Last year's civic elections in Mumbai proved to him that more than anything else, it was the consolidation of the 'outsider vote' -- read from UP and Bihar -- that led to his Maharashtra Navnirman Sena putting up a less than expected performance.

And since then he has upped the mercury in his campaign against the communities he believes ganged up against him. In civic ward after civic ward in Mumbai, like mine for instance, it is an open secret that migrant labour may not have their families with them but they sure have a vote which they cast on the say-so of their local benefactor.

There is no way Raj Thackeray can break this nexus; so he decided to go after the Maharashtrian cause full-throttle.

Does it mean that he doesn't really believe in the cause he has been articulating? I don't know.

But I do know that the cause he has robbed from under the Shiv Sena's nose has tremendous emotive value to a section that increasingly thinks it is being squeezed out from its city.

In Mumbai either we take pride in not knowing Marathi despite having lived here for years, or speak the language to the support staff -- the office peons, the driver, the bai, but that too only a smattering, mind. After all we don't know Marathi.
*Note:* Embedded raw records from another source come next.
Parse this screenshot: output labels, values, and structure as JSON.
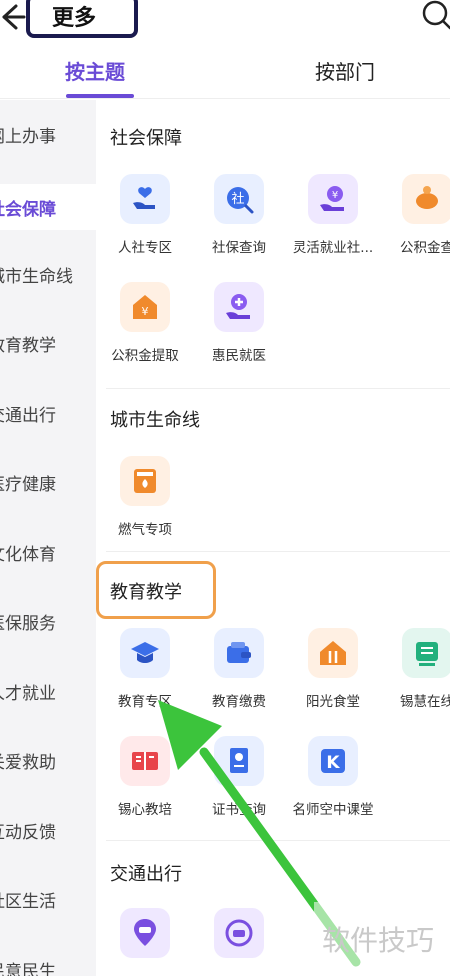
{
  "header": {
    "title": "更多"
  },
  "tabs": [
    {
      "label": "按主题"
    },
    {
      "label": "按部门"
    }
  ],
  "sidebar": {
    "items": [
      {
        "label": "网上办事"
      },
      {
        "label": "社会保障"
      },
      {
        "label": "城市生命线"
      },
      {
        "label": "教育教学"
      },
      {
        "label": "交通出行"
      },
      {
        "label": "医疗健康"
      },
      {
        "label": "文化体育"
      },
      {
        "label": "医保服务"
      },
      {
        "label": "人才就业"
      },
      {
        "label": "关爱救助"
      },
      {
        "label": "互动反馈"
      },
      {
        "label": "社区生活"
      },
      {
        "label": "民意民生"
      }
    ],
    "active_index": 1
  },
  "sections": {
    "social": {
      "title": "社会保障",
      "items": [
        {
          "label": "人社专区",
          "icon": "hand-heart-icon"
        },
        {
          "label": "社保查询",
          "icon": "social-security-search-icon"
        },
        {
          "label": "灵活就业社...",
          "icon": "hand-money-icon"
        },
        {
          "label": "公积金查",
          "icon": "piggy-bank-icon"
        },
        {
          "label": "公积金提取",
          "icon": "house-money-icon"
        },
        {
          "label": "惠民就医",
          "icon": "hand-medical-icon"
        }
      ]
    },
    "lifeline": {
      "title": "城市生命线",
      "items": [
        {
          "label": "燃气专项",
          "icon": "gas-stove-icon"
        }
      ]
    },
    "education": {
      "title": "教育教学",
      "items": [
        {
          "label": "教育专区",
          "icon": "graduation-cap-icon"
        },
        {
          "label": "教育缴费",
          "icon": "wallet-icon"
        },
        {
          "label": "阳光食堂",
          "icon": "house-fork-icon"
        },
        {
          "label": "锡慧在线",
          "icon": "screen-icon"
        },
        {
          "label": "锡心教培",
          "icon": "book-icon"
        },
        {
          "label": "证书查询",
          "icon": "certificate-icon"
        },
        {
          "label": "名师空中课堂",
          "icon": "k-logo-icon"
        }
      ]
    },
    "traffic": {
      "title": "交通出行",
      "items": [
        {
          "label": "",
          "icon": "car-location-icon"
        },
        {
          "label": "",
          "icon": "car-refresh-icon"
        }
      ]
    }
  },
  "watermark": "软件技巧",
  "colors": {
    "accent": "#6a4bd6",
    "highlight": "#f0a04b",
    "arrow": "#3cc43c",
    "title_box_border": "#1a1a4e"
  }
}
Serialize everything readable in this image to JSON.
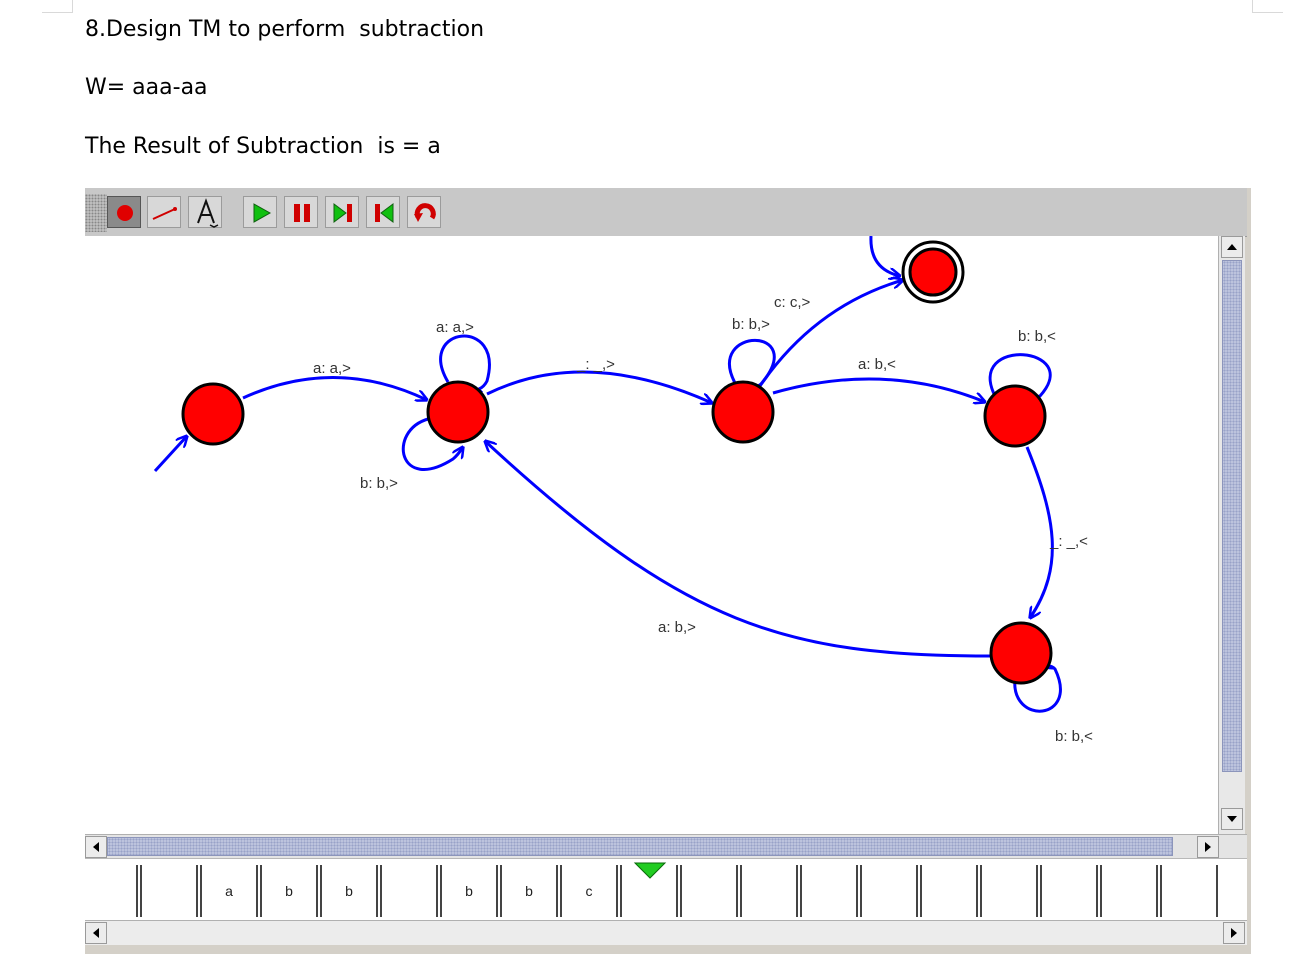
{
  "document": {
    "title": "8.Design TM to perform  subtraction",
    "input_word": "W= aaa-aa",
    "result": "The Result of Subtraction  is = a"
  },
  "toolbar": {
    "tools": [
      {
        "name": "state-tool",
        "icon": "red-dot-icon",
        "selected": true
      },
      {
        "name": "transition-tool",
        "icon": "arrow-line-icon"
      },
      {
        "name": "label-tool",
        "icon": "letter-a-icon"
      },
      {
        "name": "run",
        "icon": "play-icon"
      },
      {
        "name": "pause",
        "icon": "pause-icon"
      },
      {
        "name": "step-forward",
        "icon": "step-forward-icon"
      },
      {
        "name": "step-back",
        "icon": "step-back-icon"
      },
      {
        "name": "reset",
        "icon": "reset-icon"
      }
    ]
  },
  "diagram": {
    "state_color": "#ff0000",
    "edge_color": "#0000ff",
    "states": [
      {
        "id": "q0",
        "initial": true
      },
      {
        "id": "q1"
      },
      {
        "id": "q2"
      },
      {
        "id": "q3"
      },
      {
        "id": "q4"
      },
      {
        "id": "qf",
        "accepting": true
      }
    ],
    "transitions": [
      {
        "from": "q0",
        "to": "q1",
        "label": "a: a,>"
      },
      {
        "from": "q1",
        "to": "q1",
        "label": "a: a,>"
      },
      {
        "from": "q1",
        "to": "q1",
        "label": "b: b,>"
      },
      {
        "from": "q1",
        "to": "q2",
        "label": "_: _,>"
      },
      {
        "from": "q2",
        "to": "q2",
        "label": "b: b,>"
      },
      {
        "from": "q2",
        "to": "qf",
        "label": "c: c,>"
      },
      {
        "from": "q2",
        "to": "q3",
        "label": "a: b,<"
      },
      {
        "from": "q3",
        "to": "q3",
        "label": "b: b,<"
      },
      {
        "from": "q3",
        "to": "q4",
        "label": "_: _,<"
      },
      {
        "from": "q4",
        "to": "q4",
        "label": "b: b,<"
      },
      {
        "from": "q4",
        "to": "q1",
        "label": "a: b,>"
      }
    ]
  },
  "tape": {
    "cells": [
      "",
      "",
      "a",
      "b",
      "b",
      "",
      "b",
      "b",
      "c",
      "",
      "",
      "",
      "",
      "",
      "",
      "",
      "",
      "",
      ""
    ],
    "head_index": 9,
    "head_color": "#22cc22"
  }
}
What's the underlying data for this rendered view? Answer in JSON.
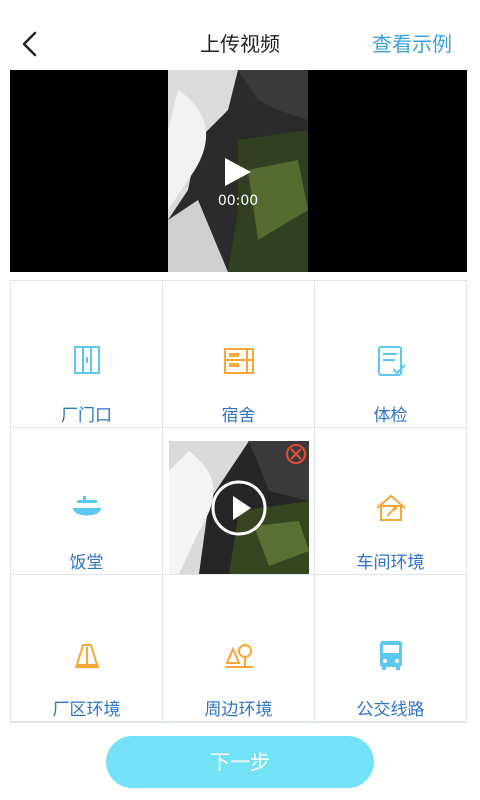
{
  "header": {
    "back_icon": "chevron-left-icon",
    "title": "上传视频",
    "example_link": "查看示例"
  },
  "video": {
    "time": "00:00",
    "play_icon": "play-icon"
  },
  "grid": {
    "items": [
      {
        "label": "厂门口",
        "icon": "door-icon",
        "color": "#5cc7ef"
      },
      {
        "label": "宿舍",
        "icon": "bunk-bed-icon",
        "color": "#f7a735"
      },
      {
        "label": "体检",
        "icon": "clipboard-check-icon",
        "color": "#5cc7ef"
      },
      {
        "label": "饭堂",
        "icon": "bowl-icon",
        "color": "#5cc7ef"
      },
      {
        "label": "",
        "icon": "video-thumbnail",
        "color": ""
      },
      {
        "label": "车间环境",
        "icon": "tool-house-icon",
        "color": "#f7a735"
      },
      {
        "label": "厂区环境",
        "icon": "hill-icon",
        "color": "#f7a735"
      },
      {
        "label": "周边环境",
        "icon": "trees-icon",
        "color": "#f7a735"
      },
      {
        "label": "公交线路",
        "icon": "bus-icon",
        "color": "#5cc7ef"
      }
    ],
    "delete_icon": "delete-icon"
  },
  "footer": {
    "next_label": "下一步"
  }
}
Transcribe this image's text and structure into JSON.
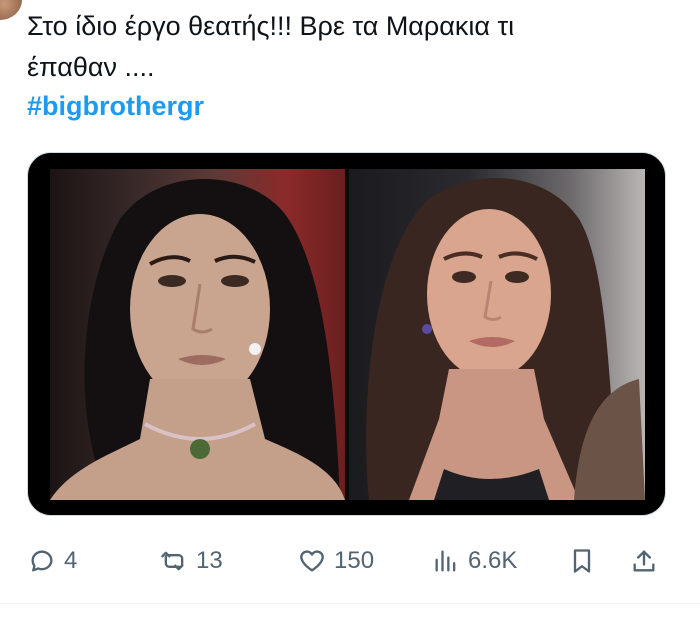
{
  "tweet": {
    "text_lines": [
      "Στο ίδιο έργο θεατής!!! Βρε τα Μαρακια τι",
      "έπαθαν ...."
    ],
    "hashtag": "#bigbrothergr"
  },
  "media": {
    "images": [
      {
        "name": "left-frame",
        "semantic": "woman-with-dark-hair-choker-photo"
      },
      {
        "name": "right-frame",
        "semantic": "woman-with-long-brown-hair-photo"
      }
    ]
  },
  "actions": {
    "reply": {
      "icon": "reply-icon",
      "count": "4"
    },
    "retweet": {
      "icon": "retweet-icon",
      "count": "13"
    },
    "like": {
      "icon": "heart-icon",
      "count": "150"
    },
    "views": {
      "icon": "views-icon",
      "count": "6.6K"
    },
    "bookmark": {
      "icon": "bookmark-icon"
    },
    "share": {
      "icon": "share-icon"
    }
  },
  "colors": {
    "text": "#0f1419",
    "link": "#1d9bf0",
    "muted": "#536471",
    "border": "#cfd9de",
    "divider": "#eff3f4"
  }
}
It is only in Mumbai you can get away with this. You can't treat the local language so shabbily in any of the other metros. I know you can't do this to Tamil in Chennai.

You can blame the soft-hearted, decent Maharashtrian for meekly standing by while the rest of us made the most of the opportunities in the City of Gold if it soothes your conscience, but the fact is the rest of us have misused and abused the hospitality and warmth shown by the Maharashtrians to us. I am not sure how much longer he will remain a mute spectator.

And when that happens, we will have it brought upon ourselves by consistently downgrading Marathi, denying Mumbai its Maharashtrian heart, and being terrible citizens in a great city.